“Como no teatro, nós vamos falhar, e depois falhar melhor”

Conheça a história de I., uma jovem residente no Centro Educativo Navarro de Paiva que descobriu a sua paixão pelo teatro através do projeto Mare Liberum, apoiado pela iniciativa PARTIS.
© Carlos Porfírio
11 jan 2021

I.[*] foi uma das participantes no primeiro ano do Mare Liberum, um projeto-piloto de capacitação de um grupo de jovens residentes no Centro Educativo Navarro de Paiva, em Lisboa, que acolhe jovens com idades compreendidas entre os 12 e os 21 anos a quem tenha sido aplicada uma medida tutelar de internamento pela prática de crime. Desenvolvido pela Aporvela – Associação Portuguesa de Treino de Vela e a CUSCA – Cultura e Comunidade, este projeto pretende, através do estímulo físico (a navegação) e artístico (oficinas de escrita criativa e do teatro), fornecer-lhes ferramentas que contribuam para a sua reinserção na sociedade.

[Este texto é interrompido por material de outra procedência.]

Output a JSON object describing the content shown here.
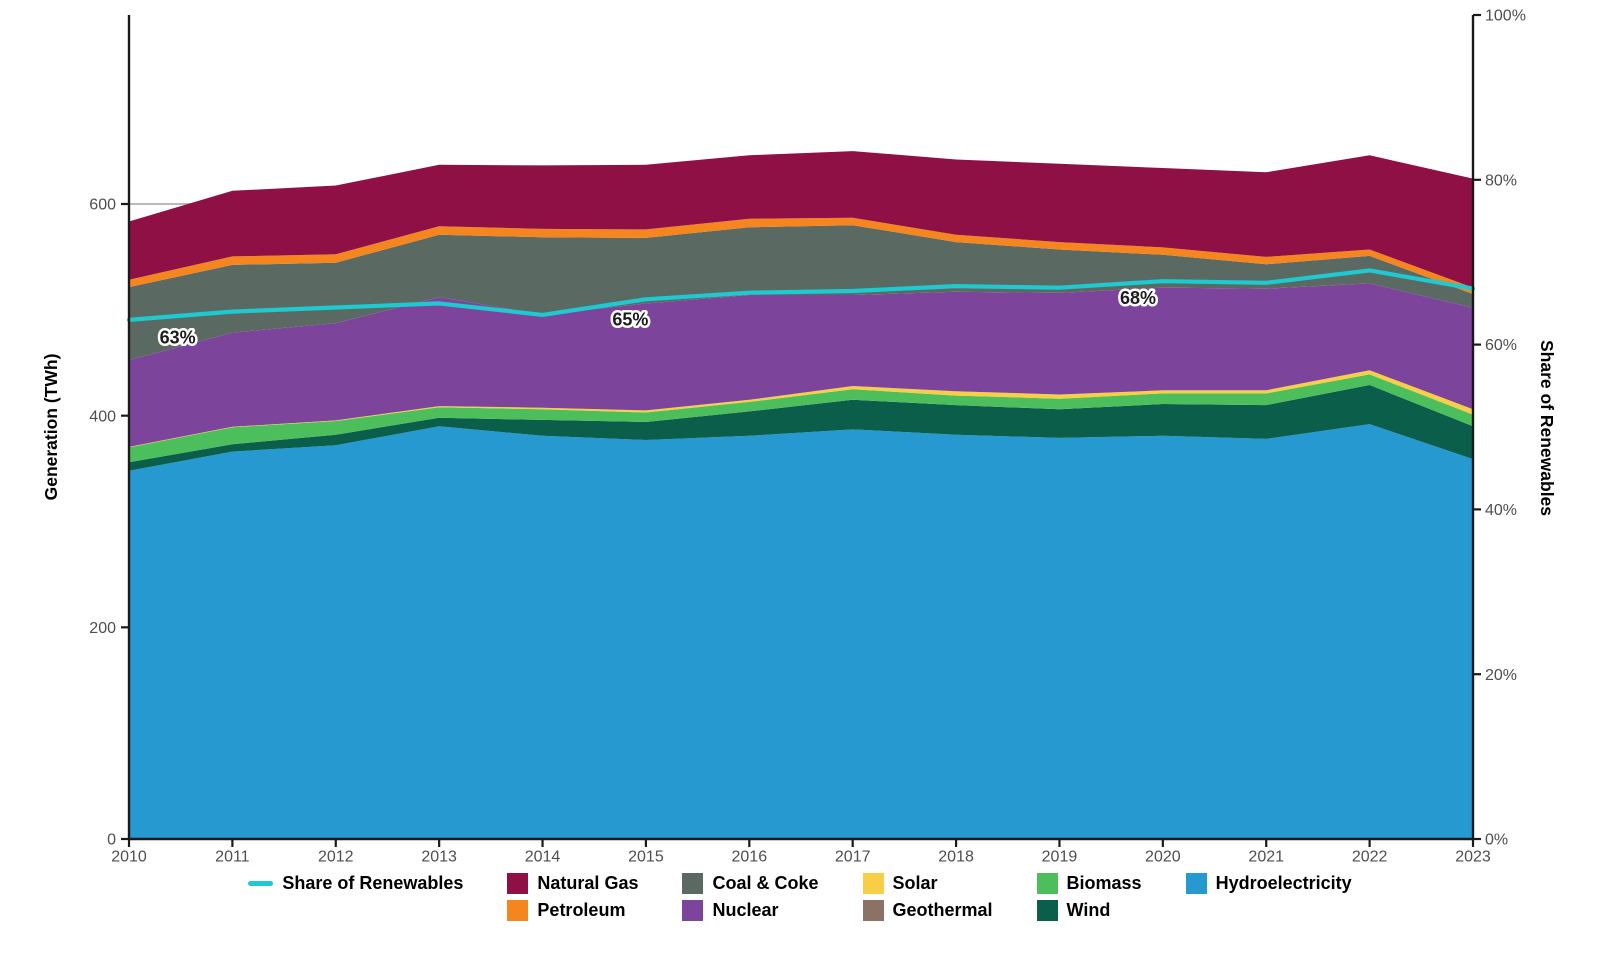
{
  "chart_data": {
    "type": "area",
    "title": "",
    "x": [
      2010,
      2011,
      2012,
      2013,
      2014,
      2015,
      2016,
      2017,
      2018,
      2019,
      2020,
      2021,
      2022,
      2023
    ],
    "stack_note": "series listed bottom-to-top of stack, values in TWh",
    "series": [
      {
        "name": "Hydroelectricity",
        "color": "#2699D1",
        "values": [
          348,
          366,
          372,
          390,
          381,
          377,
          381,
          387,
          382,
          379,
          381,
          378,
          392,
          359
        ]
      },
      {
        "name": "Wind",
        "color": "#0B5E49",
        "values": [
          8,
          7,
          10,
          8,
          15,
          17,
          23,
          28,
          28,
          27,
          30,
          32,
          37,
          31
        ]
      },
      {
        "name": "Biomass",
        "color": "#4DBE5C",
        "values": [
          14,
          16,
          13,
          10,
          10,
          9,
          9,
          10,
          9,
          10,
          10,
          11,
          10,
          11
        ]
      },
      {
        "name": "Geothermal",
        "color": "#8C7167",
        "values": [
          0,
          0,
          0,
          0,
          0,
          0,
          0,
          0,
          0,
          0,
          0,
          0,
          0,
          0
        ]
      },
      {
        "name": "Solar",
        "color": "#F7CE46",
        "values": [
          0.5,
          0.5,
          0.5,
          1,
          1.5,
          2,
          2,
          3,
          4,
          4,
          3,
          3,
          4,
          5
        ]
      },
      {
        "name": "Nuclear",
        "color": "#7D449C",
        "values": [
          82,
          89,
          92,
          103,
          88,
          101,
          99,
          86,
          94,
          96,
          97,
          96,
          82,
          96
        ]
      },
      {
        "name": "Coal & Coke",
        "color": "#5A6A63",
        "values": [
          69,
          64,
          57,
          59,
          73,
          62,
          64,
          66,
          47,
          41,
          31,
          23,
          26,
          13
        ]
      },
      {
        "name": "Petroleum",
        "color": "#F5851F",
        "values": [
          7,
          8,
          8,
          8,
          8,
          8,
          8,
          7,
          7,
          7,
          7,
          7,
          6,
          6
        ]
      },
      {
        "name": "Natural Gas",
        "color": "#8E1044",
        "values": [
          55,
          62,
          65,
          58,
          60,
          61,
          60,
          63,
          71,
          74,
          75,
          80,
          89,
          103
        ]
      }
    ],
    "line": {
      "name": "Share of Renewables",
      "color": "#1EC9CF",
      "axis": "right",
      "values_pct": [
        63.0,
        64.0,
        64.5,
        65.0,
        63.6,
        65.5,
        66.3,
        66.5,
        67.1,
        66.9,
        67.7,
        67.5,
        69.0,
        66.8
      ]
    },
    "annotations": [
      {
        "text": "63%",
        "year": 2010.47,
        "pct": 60.9
      },
      {
        "text": "65%",
        "year": 2014.85,
        "pct": 63.1
      },
      {
        "text": "68%",
        "year": 2019.76,
        "pct": 65.7
      }
    ],
    "axes": {
      "left": {
        "title": "Generation (TWh)",
        "ticks": [
          0,
          200,
          400,
          600
        ]
      },
      "right": {
        "title": "Share of Renewables",
        "ticks": [
          0,
          20,
          40,
          60,
          80,
          100
        ],
        "tick_suffix": "%"
      },
      "x": {
        "ticks": [
          "2010",
          "2011",
          "2012",
          "2013",
          "2014",
          "2015",
          "2016",
          "2017",
          "2018",
          "2019",
          "2020",
          "2021",
          "2022",
          "2023"
        ]
      }
    },
    "gridline_value_twh": 600,
    "legend_position": "bottom"
  },
  "legend": {
    "columns": [
      [
        {
          "label": "Share of Renewables",
          "type": "line",
          "color": "#1EC9CF"
        }
      ],
      [
        {
          "label": "Natural Gas",
          "type": "square",
          "color": "#8E1044"
        },
        {
          "label": "Petroleum",
          "type": "square",
          "color": "#F5851F"
        }
      ],
      [
        {
          "label": "Coal & Coke",
          "type": "square",
          "color": "#5A6A63"
        },
        {
          "label": "Nuclear",
          "type": "square",
          "color": "#7D449C"
        }
      ],
      [
        {
          "label": "Solar",
          "type": "square",
          "color": "#F7CE46"
        },
        {
          "label": "Geothermal",
          "type": "square",
          "color": "#8C7167"
        }
      ],
      [
        {
          "label": "Biomass",
          "type": "square",
          "color": "#4DBE5C"
        },
        {
          "label": "Wind",
          "type": "square",
          "color": "#0B5E49"
        }
      ],
      [
        {
          "label": "Hydroelectricity",
          "type": "square",
          "color": "#2699D1"
        }
      ]
    ]
  }
}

Do primeiro ano resultaram duas apresentações públicas do espetáculo “Monstro em Mim”: a primeira, na Caravela Vera Cruz, em outubro de 2019, e a segunda na Fundação Calouste Gulbenkian, no âmbito da mostra Isto é PARTIS, em janeiro de 2020.

© Márcia Lessa
© Márcia Lessa
© Márcia Lessa

Falámos com I. em dezembro, a duas semanas do Natal. Sentada no sofá de uma das salas de convívio do Centro Educativo Navarro de Paiva, de pernas cruzadas – o seu “tique de nervosismo”, como viemos a saber durante a entrevista – encontramos uma rapariga de 17 anos de ar confiante, cordial e assertiva. Começou em setembro as aulas do Curso Profissional em Artes de Espetáculo-Interpretação, no Instituto de Desenvolvimento Social (IDS), que, nas suas palavras, estão a correr “muito bem”. “É muito puxado”, desabafa. “Mesmo quando penso que as coisas estão perfeitas, falha sempre alguma em que nem sequer tinha pensado”.

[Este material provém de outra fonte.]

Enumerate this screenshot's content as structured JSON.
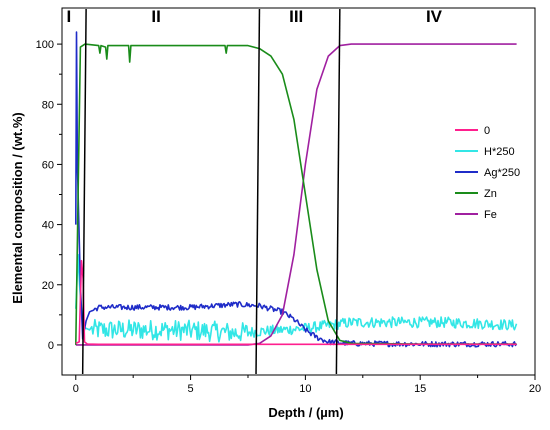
{
  "chart_data": {
    "type": "line",
    "title": "",
    "xlabel": "Depth / (µm)",
    "ylabel": "Elemental composition / (wt.%)",
    "xlim": [
      -0.6,
      20
    ],
    "ylim": [
      -10,
      112
    ],
    "xticks": [
      0,
      5,
      10,
      15,
      20
    ],
    "yticks": [
      0,
      20,
      40,
      60,
      80,
      100
    ],
    "grid": false,
    "legend_position": "right",
    "region_labels": [
      {
        "label": "I",
        "x": -0.3
      },
      {
        "label": "II",
        "x": 3.5
      },
      {
        "label": "III",
        "x": 9.6
      },
      {
        "label": "IV",
        "x": 15.6
      }
    ],
    "boundary_lines": [
      {
        "x1": 0.3,
        "x2": 0.45
      },
      {
        "x1": 7.85,
        "x2": 8.0
      },
      {
        "x1": 11.35,
        "x2": 11.5
      }
    ],
    "series": [
      {
        "name": "0",
        "color": "#ff1f8e",
        "points": [
          [
            0.0,
            0.5
          ],
          [
            0.15,
            1
          ],
          [
            0.25,
            28
          ],
          [
            0.32,
            22
          ],
          [
            0.38,
            1
          ],
          [
            0.5,
            0.3
          ],
          [
            1,
            0.2
          ],
          [
            5,
            0.2
          ],
          [
            10,
            0.2
          ],
          [
            15,
            0.2
          ],
          [
            19.2,
            0.2
          ]
        ]
      },
      {
        "name": "H*250",
        "color": "#33e6e6",
        "noise": true,
        "points": [
          [
            0.0,
            12
          ],
          [
            0.1,
            30
          ],
          [
            0.18,
            18
          ],
          [
            0.3,
            6
          ],
          [
            0.6,
            5
          ],
          [
            2,
            5
          ],
          [
            4,
            5
          ],
          [
            6,
            4.5
          ],
          [
            7,
            4
          ],
          [
            8,
            4.5
          ],
          [
            9,
            5
          ],
          [
            10,
            5.5
          ],
          [
            11,
            6.5
          ],
          [
            12,
            7.5
          ],
          [
            14,
            7.5
          ],
          [
            16,
            7.5
          ],
          [
            18,
            7
          ],
          [
            19.2,
            6.5
          ]
        ]
      },
      {
        "name": "Ag*250",
        "color": "#1f2cc8",
        "noise": true,
        "points": [
          [
            0.0,
            40
          ],
          [
            0.03,
            104
          ],
          [
            0.07,
            60
          ],
          [
            0.12,
            45
          ],
          [
            0.2,
            20
          ],
          [
            0.3,
            2
          ],
          [
            0.45,
            8
          ],
          [
            0.6,
            11
          ],
          [
            1,
            12.5
          ],
          [
            3,
            12.5
          ],
          [
            5,
            12.5
          ],
          [
            7,
            13.5
          ],
          [
            8,
            13
          ],
          [
            9,
            11
          ],
          [
            9.5,
            8.5
          ],
          [
            10,
            5
          ],
          [
            10.5,
            2.5
          ],
          [
            11,
            1
          ],
          [
            12,
            0.5
          ],
          [
            15,
            0.3
          ],
          [
            19.2,
            0.3
          ]
        ]
      },
      {
        "name": "Zn",
        "color": "#1a8c1a",
        "points": [
          [
            0.0,
            0
          ],
          [
            0.1,
            50
          ],
          [
            0.2,
            99
          ],
          [
            0.4,
            100
          ],
          [
            1,
            99.5
          ],
          [
            1.05,
            97
          ],
          [
            1.1,
            99.5
          ],
          [
            1.3,
            99
          ],
          [
            1.35,
            95
          ],
          [
            1.4,
            99.5
          ],
          [
            2.3,
            99.5
          ],
          [
            2.35,
            94
          ],
          [
            2.4,
            99.5
          ],
          [
            3,
            99.5
          ],
          [
            4,
            99.5
          ],
          [
            5,
            99.5
          ],
          [
            6.5,
            99.5
          ],
          [
            6.55,
            97
          ],
          [
            6.6,
            99.5
          ],
          [
            7.5,
            99.5
          ],
          [
            8,
            98.5
          ],
          [
            8.5,
            96
          ],
          [
            9,
            90
          ],
          [
            9.5,
            75
          ],
          [
            10,
            50
          ],
          [
            10.5,
            25
          ],
          [
            11,
            8
          ],
          [
            11.5,
            1.5
          ],
          [
            12,
            0.5
          ],
          [
            15,
            0.3
          ],
          [
            19.2,
            0.3
          ]
        ]
      },
      {
        "name": "Fe",
        "color": "#a020a0",
        "points": [
          [
            0.0,
            0
          ],
          [
            5,
            0
          ],
          [
            7.5,
            0
          ],
          [
            8,
            0.5
          ],
          [
            8.5,
            3
          ],
          [
            9,
            10
          ],
          [
            9.5,
            30
          ],
          [
            10,
            60
          ],
          [
            10.5,
            85
          ],
          [
            11,
            96
          ],
          [
            11.5,
            99.5
          ],
          [
            12,
            100
          ],
          [
            15,
            100
          ],
          [
            19.2,
            100
          ]
        ]
      }
    ]
  }
}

Mare Liberum ©Márcia Lessa
Na Caravela durante a primeira apresentação de "Monstro em Mim"©Márcia Lessa
Mare Liberum ©Márcia Lessa
Na Caravela durante a primeira apresentação de "Monstro em Mim"©Márcia Lessa

Acordar o monstro do palco

“No início não estava a ligar muito àquilo”, conta-nos I. “Era um passatempo para poder sair da Unidade [Residencial], um projeto, uma brincadeira”. Foi no dia da primeira atuação, na Caravela, que tudo mudou. “Fiquei muito emocionada com as palmas, e eu não me emociono facilmente. Comecei a tentar perceber, aqui dentro de mim, porque é que aquilo estava a mexer tanto comigo”.

A atuação na Gulbenkian, a que assistiram mais de 100 pessoas, foi outro desafio decisivo. “Por ser muita gente, pedi mais de mim e vi de que era capaz”, confessa. “Em janeiro, após o espetáculo, várias pessoas vieram dizer-me que gostaram muito, outras que ouviram falar e adoraram, e eu comecei mesmo a pensar nisso, a lembrar-me daqueles momentos, e decidi que ia para teatro”.

Isto é PARTIS 2019 © Carlos Porfírio
Isto é PARTIS 2020 © Carlos Porfírio
Isto é PARTIS 2019 © Carlos Porfírio
Isto é PARTIS 2020 © Carlos Porfírio

Em junho/julho, com a ajuda da equipa artística da CUSCA (Catarina Aidos e João Custódio), filmou um vídeo de apresentação – em que interpreta um excerto de “Angel City”, de Sam Shepard – e candidatou-se a duas escolas: Dom Pedro V, nas Avenidas Novas, e IDS, no Largo da Luz. Entrou nas duas, acabando por escolher o IDS.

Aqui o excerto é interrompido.